Step three: Writing a better emulator
If I wanted to crack this using a standard laptop the code would need to be much faster. I realised that this could be a good opportunity to learn a new language, one based on performance. For the last year I’ve been working a lot with Docker and Kubernetes, these are both written in Golang (also simply called Go). Go is a strongly-typed compiled language which was developed at Google to replace C++ in their applications.
I began porting code and writing a Go Enigma library and once it was correctly implementing Enigma it became apparent that it would be much faster. My initial benchmarks showed that it could test around 21,000 settings per second. During the war the Axis forces would change their settings daily, therefore my cracker must be able to find the correct setting in less than 24 hours. My Go was fast but it still could only test around 1.8 billions settings per day which is about 11 orders of magnitude away from cracking the code.
I then spent some time optimising my code, this included removing all usage of string libraries, passing pointers to functions instead of values and general loop optimisations. This has increased performance from 21,000 to 262,000 attempts per second. This is an order of magnitude faster than before but still many orders away from cracking the code in a reasonable time.
Step four: More understanding Enigma
My Go code can now test around a quarter of a million settings per second, but is still nowhere near fast enough. I think it is fair to assume that my Go code is far more efficient than the brute force machine created during WW2. Therefore it can’t have been possible for them to crack the code using just that machine.
Reading more into the history on the Enigma Machine it seems that the mathematicians working on the problem found a way, given enough encrypted messages using the same setting, to remove the complexity added by the plugboard. I haven’t read enough into this to fully understand how the maths works, or to figure out how to implement it programatically. However if we assume it is possible then that would reduce the number of settings to a more manageable 7,413,978,624.
Brute forcing a code which has already had the plugboard obfuscation removed mathematically would take a mere 7.8 hours using the Go emulator on a single core of my MacBook Pro. I could also easily pay a few dollars for a powerful AWS instance with many more cores and crack the code in a few minutes.
This has been an interesting side project so far. The problem is complex enough to stretch my brain and has therefore been enjoyable from a personal point of view.
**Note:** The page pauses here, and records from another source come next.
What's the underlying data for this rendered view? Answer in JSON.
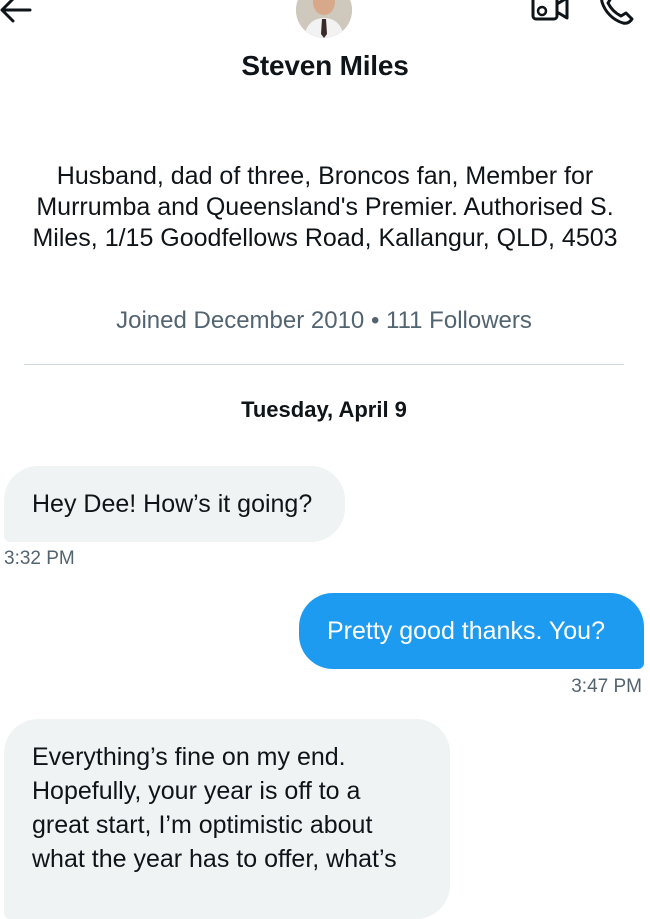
{
  "header": {
    "back_icon": "arrow-left-icon",
    "video_icon": "video-call-icon",
    "phone_icon": "phone-call-icon"
  },
  "profile": {
    "name": "Steven Miles",
    "bio": "Husband, dad of three, Broncos fan, Member for Murrumba and Queensland's Premier. Authorised S. Miles, 1/15 Goodfellows Road, Kallangur, QLD, 4503",
    "joined": "Joined December 2010",
    "separator": "•",
    "followers": "111 Followers"
  },
  "conversation": {
    "date_label": "Tuesday, April 9",
    "messages": [
      {
        "direction": "received",
        "text": "Hey Dee! How’s it going?",
        "time": "3:32 PM"
      },
      {
        "direction": "sent",
        "text": "Pretty good thanks. You?",
        "time": "3:47 PM"
      },
      {
        "direction": "received",
        "text": "Everything’s fine on my end. Hopefully, your year is off to a great start, I’m optimistic about what the year has to offer, what’s"
      }
    ]
  },
  "colors": {
    "accent": "#1d9bf0",
    "received_bubble": "#eff3f4",
    "secondary_text": "#536471",
    "primary_text": "#0f1419"
  }
}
It is also simple enough to implement in code without hitting too many gotchas. Next time I want to try a new language I will almost certainly implement an Enigma emulator in it.
When looking at the code for this project it can be split into two parts, the emulator and the brute forcer which implements the emulator. When teaching students or interns about programming they are both interesting examples to get stuck into. It would be very easy to say “Here is an Enigma library, write a brute forcer that utilises it” and then follow that exercise up with a “Now implement the library yourself”.
But most importantly the binary produced from my Go code will be very useful for stress testing parallelisation tools and technologies. While we investigate things like Docker Swarm, Kubernetes, Hadoop/Spark and more it will be a good benchmark to see how well they parallelise.